The book of Shemot concludes with the detailed accounting of the materials collected and used in the building of the Tabernacle. Even though this accounting may appear to us to be superfluous and even overly detailed, the words and letters that appear in this week's Torah reading are as holy and important as any others that appear in our holy Scriptures.
 
There is an important overriding lesson – a moral imperative – that is being imparted to us in the words of the reading of this week. That lesson can be summed up in that we are responsible for each of our actions and behaviors during the year, and during our lifetime. It is as if each of us signs our name at the bottom of the pages that record each of our activities in life with one word: accountability.
 
Judaism holds its adherents to strict standards of accountability. Accountability in speech, in deeds and action, regarding financial income and expenses, and in all other matters of human interaction and relationships. We are informed by the prayer services of the High Holy days that each of us has pages in God's ledger book, so to speak, and that each of us signs with our own signature at the bottom of those pages to attest to the accuracy of that accounting.
 
The basis of all responsible human behavior is accountability. Without that, having good intentions and high hopes by human beings to accomplish good things are mostly doomed to failure and disappointment. It is only the concept of accountability that is the driving force that creates efficiency, and the feeling of spiritual advancement and accomplishment within us. Educational institutions that never administer exams or do not make demands upon its students are really cheating them out of the benefits that an education can bring to a person.
 
The Torah is exacting and meticulous in recording for us all the activities, donations, and actual results regarding the enormous task of constructing the Tabernacle in the middle of a wasteland, by a people just recently freed from physical and mental bondage.

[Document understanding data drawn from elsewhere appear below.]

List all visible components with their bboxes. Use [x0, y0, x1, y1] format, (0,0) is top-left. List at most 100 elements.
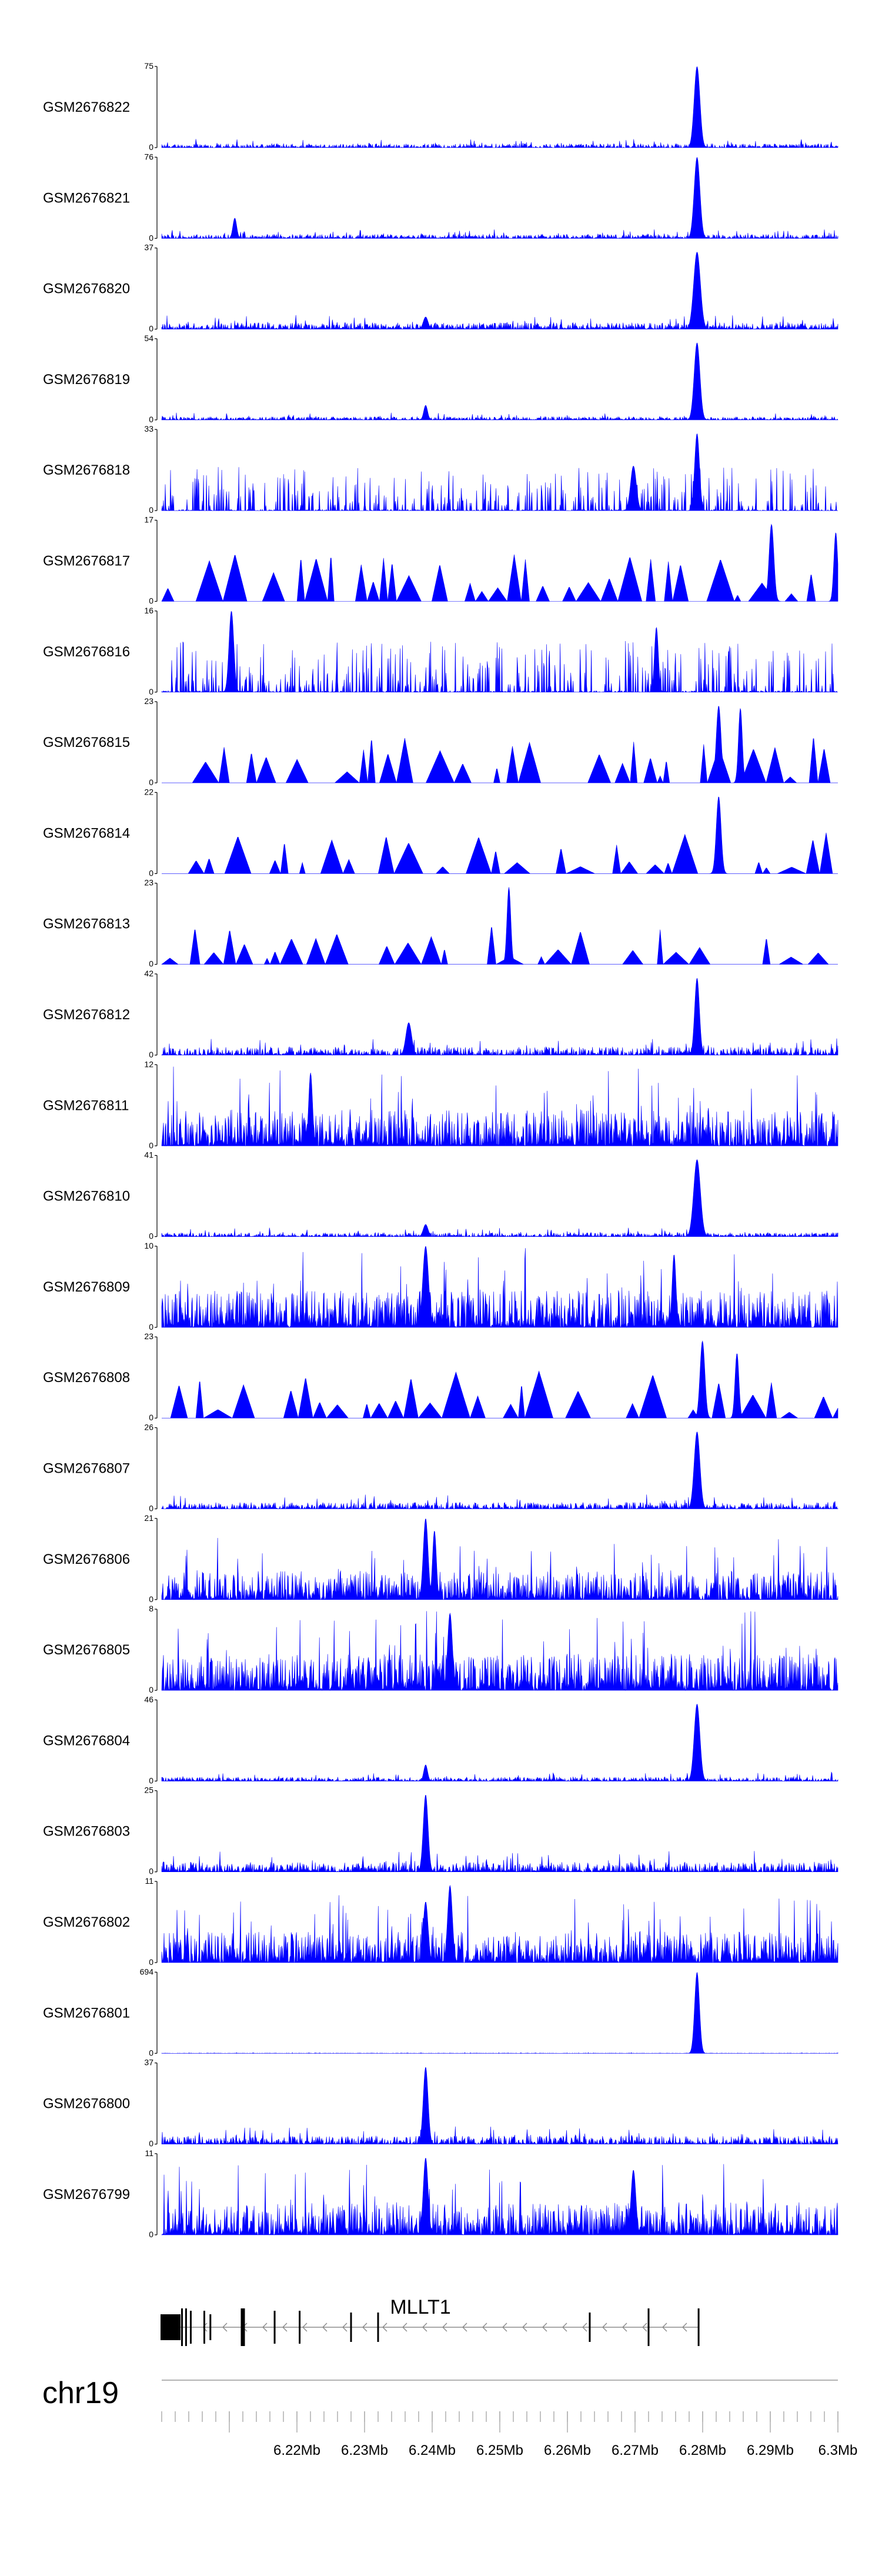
y-min-label: 0	[149, 1685, 153, 1694]
signal-area	[161, 342, 838, 421]
y-min-label: 0	[149, 1867, 153, 1876]
signal-area	[161, 252, 838, 330]
signal-area	[161, 1704, 838, 1782]
track: GSM2676816 16 0	[43, 606, 838, 696]
track-label: GSM2676806	[43, 1551, 130, 1567]
signal-area	[161, 1519, 838, 1600]
track-label: GSM2676813	[43, 916, 130, 932]
track: GSM2676812 42 0	[43, 969, 838, 1059]
track-label: GSM2676811	[43, 1097, 129, 1113]
strand-arrow	[542, 2323, 547, 2332]
y-max-label: 10	[144, 1241, 153, 1250]
track-label: GSM2676801	[43, 2005, 130, 2021]
y-max-label: 46	[144, 1694, 153, 1704]
strand-arrow	[682, 2323, 687, 2332]
y-max-label: 75	[144, 61, 153, 71]
track: GSM2676811 12 0	[43, 1059, 838, 1150]
track-label: GSM2676820	[43, 281, 130, 297]
track: GSM2676822 75 0	[43, 61, 838, 152]
track: GSM2676808 23 0	[43, 1332, 838, 1422]
signal-area	[161, 1884, 838, 1964]
y-min-label: 0	[149, 415, 153, 424]
y-max-label: 11	[145, 2148, 153, 2158]
y-max-label: 76	[144, 152, 153, 161]
y-max-label: 37	[144, 2058, 153, 2067]
signal-area	[161, 611, 838, 693]
signal-area	[162, 706, 838, 784]
axis-tick-label: 6.22Mb	[273, 2442, 320, 2458]
y-max-label: 694	[140, 1967, 154, 1976]
axis-tick-label: 6.23Mb	[341, 2442, 388, 2458]
exon	[273, 2311, 276, 2344]
signal-area	[161, 157, 838, 239]
signal-area	[161, 1432, 838, 1510]
gene-track: MLLT1	[161, 2296, 700, 2346]
genome-axis: chr19 6.22Mb 6.23Mb 6.24Mb 6.25Mb 6.26Mb 6.27…	[42, 2376, 857, 2458]
y-min-label: 0	[149, 1776, 153, 1785]
signal-area	[162, 796, 838, 875]
track-label: GSM2676822	[43, 99, 130, 115]
axis-tick-label: 6.24Mb	[409, 2442, 456, 2458]
y-max-label: 23	[144, 1332, 153, 1341]
track-label: GSM2676818	[43, 462, 130, 478]
y-max-label: 22	[144, 787, 153, 796]
y-min-label: 0	[149, 324, 153, 333]
track: GSM2676814 22 0	[43, 787, 838, 877]
strand-arrow	[482, 2323, 487, 2332]
chromosome-label: chr19	[42, 2376, 119, 2410]
exon	[189, 2311, 192, 2344]
track: GSM2676820 37 0	[43, 243, 838, 333]
y-min-label: 0	[149, 1322, 153, 1332]
track: GSM2676806 21 0	[43, 1513, 838, 1604]
signal-area	[161, 1611, 838, 1691]
y-min-label: 0	[149, 959, 153, 969]
y-max-label: 25	[144, 1786, 153, 1795]
exon	[647, 2308, 650, 2346]
exon	[350, 2313, 352, 2342]
y-min-label: 0	[149, 1232, 153, 1241]
track: GSM2676817 17 0	[43, 515, 838, 606]
signal-tracks: GSM2676822750GSM2676821760GSM2676820370G…	[43, 61, 838, 2239]
track: GSM2676810 41 0	[43, 1150, 838, 1241]
y-max-label: 41	[144, 1150, 153, 1160]
track: GSM2676819 54 0	[43, 333, 838, 424]
track-label: GSM2676817	[43, 553, 130, 569]
y-max-label: 16	[144, 606, 153, 615]
strand-arrow	[342, 2323, 348, 2332]
y-min-label: 0	[149, 778, 153, 787]
track-label: GSM2676808	[43, 1370, 130, 1386]
exon	[377, 2313, 379, 2342]
y-min-label: 0	[149, 687, 153, 696]
exon	[209, 2314, 212, 2340]
exon	[589, 2313, 591, 2342]
y-max-label: 33	[144, 424, 153, 433]
axis-tick-label: 6.28Mb	[679, 2442, 726, 2458]
y-max-label: 23	[144, 878, 153, 887]
y-min-label: 0	[149, 142, 153, 152]
track-label: GSM2676809	[43, 1279, 130, 1295]
track: GSM2676813 23 0	[43, 878, 838, 969]
track: GSM2676809 10 0	[43, 1241, 838, 1332]
track: GSM2676802 11 0	[43, 1876, 838, 1967]
exon	[185, 2308, 187, 2346]
y-min-label: 0	[149, 1413, 153, 1422]
track-label: GSM2676810	[43, 1189, 130, 1204]
track-label: GSM2676821	[43, 190, 130, 206]
track: GSM2676818 33 0	[43, 424, 838, 515]
strand-arrow	[262, 2323, 268, 2332]
signal-area	[161, 1159, 838, 1237]
signal-area	[161, 2067, 838, 2145]
axis-tick-label: 6.27Mb	[612, 2442, 659, 2458]
y-min-label: 0	[149, 596, 153, 606]
exon	[240, 2308, 245, 2346]
strand-arrow	[422, 2323, 427, 2332]
strand-arrow	[382, 2323, 387, 2332]
y-max-label: 37	[144, 243, 153, 252]
track-label: GSM2676807	[43, 1461, 130, 1477]
gene-label: MLLT1	[390, 2296, 450, 2318]
exon	[181, 2308, 183, 2346]
strand-arrow	[202, 2323, 208, 2332]
y-max-label: 54	[144, 333, 153, 343]
signal-area	[162, 1340, 838, 1419]
strand-arrow	[622, 2323, 627, 2332]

One could be fooled to say that in such circumstances any demand for accountability should be lenient, if not even muted. However, we see that the Torah makes no allowance for the inherent difficulties and stress that must have been involved in building the Tabernacle in the desert. In general, we can say that Judaism rarely, if ever, accepts excuses for poor performance or lack of effort, no matter how seemingly valid they might be. No excuse, no matter how good and valid it may be, ever equals accomplishing the task that was set out before the person to realize and fulfill.
 
The Torah wishes to impress upon us that accountability requires exactitude, paying of attention to what otherwise may seem to be small and unimportant, and an understanding that in the great picture of life there really are no small events or minor incidents that can be glossed over as though they never occurred. That is not our method of accountability. The Torah is never sloppy in dealing with human events.